Willemse binnengeroepen zijnde, verklaart nader voldoende
bewijzen te hebben voor de schuldigheid van Katharina van den
Broek, die vervolgens gehoord wordende, dan ook volmondig
erkent, hare ontuchtige gedragingen, zelfs van den tijd waarin zij
nog niet uit Haarlem te Veenhuizen was uitbesteed.
De Raad, gelet op artikel 2 § f & Art 3 § 3 van het Reglement
van Tucht, en overwegende, dat zulk een zedeloos voorbeeld
volstrekt uit deze kolonien behoort te worden geweerd, besluit met
eenparigheid van stemmen
Katharina van den Broek wordt, voor een onbepaalden tijd,
naar de strafkolonie verwezen.
Wordt, vervolgens, gelezen een proces-verbaal van den Raad van
Toezigt in Willemsoord, hier bij overgelegd, ten gevolge waarvan
achtereenvolgens binnen staan de kolonisten Brinkman en J.
de Jong, van Willemsoord, als bevonden zijnde van de fabriek
te hebben ontvreemd en buiten de kolonie verkogt touw en zulks
reeds zedert jaren.
Beide trachten zich nog eenigermate te verontschuldigen, doch
erkennen niettemin de zaak.
Wijders gelet op de bekentenis door den kooper van het touw, en
op de verdere bijzonderheden, welke door den OndeDirecteur Ten
Broek hieromtrent zijn ingezonden.
Gelet op het Reglement van Tucht ??
??
de Ommerschans gesteld is (Art 2 § f en Art 3 § 3) zoo
besluit de Raad genoegzaam met eenparigheid van stemmen, den
kolonist Brinkman met zijn huisgezin, benevens den ouden
kolonist de Jong, alléén (uit hoofde hij bij zijne
kinderen is ingedeeld) voor een onbepaalden tijd, naar de
Ommerschans te verwijzen.
Op heden den zeventienden der maand September 1833 - is op last
van den Heer Direkteur der koloniën den Raad van Toezigt van
kolonie No 2 bijeengeroepen tot onderzoek van het gedrag van Catharina
van den Broek, ingedeelde op gemelde kolonie hoef No 71 -
oud 26 jaaren beschuldigd wegens verregaande zedeloosheid.
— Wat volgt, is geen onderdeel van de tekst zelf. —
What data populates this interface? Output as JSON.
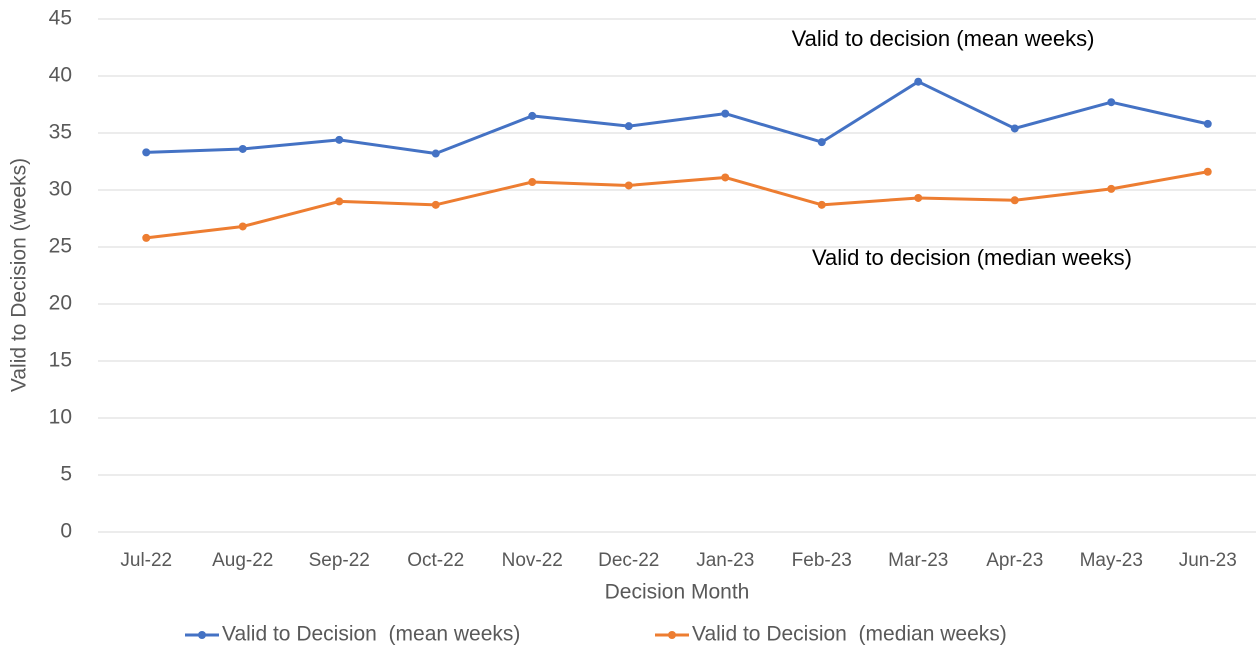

Na haar zelve gehoord te hebben heeft zij verklaard
onderscheijdenen malen met differente jongelingen onzedelijke
omgang gehad te hebben.
Na verders gehoord te hebben de de huisvader Hendrik Willemse
dewelke heeft verklaard:
dat zedert den tijd dat zij bij hem is ingedeeld geweest, nimmer
iets van dien aart heeft ondervonden, als wel eenige onzedelijke
uitdrukkingen; doch ten tijde dat hij met verlof buiten de kolonie
was, gehoord heeft dat dat zij onzedelijke ommegang met de jonge
ingedeelden gehad heeft hetgeen zij mede erkend heeft.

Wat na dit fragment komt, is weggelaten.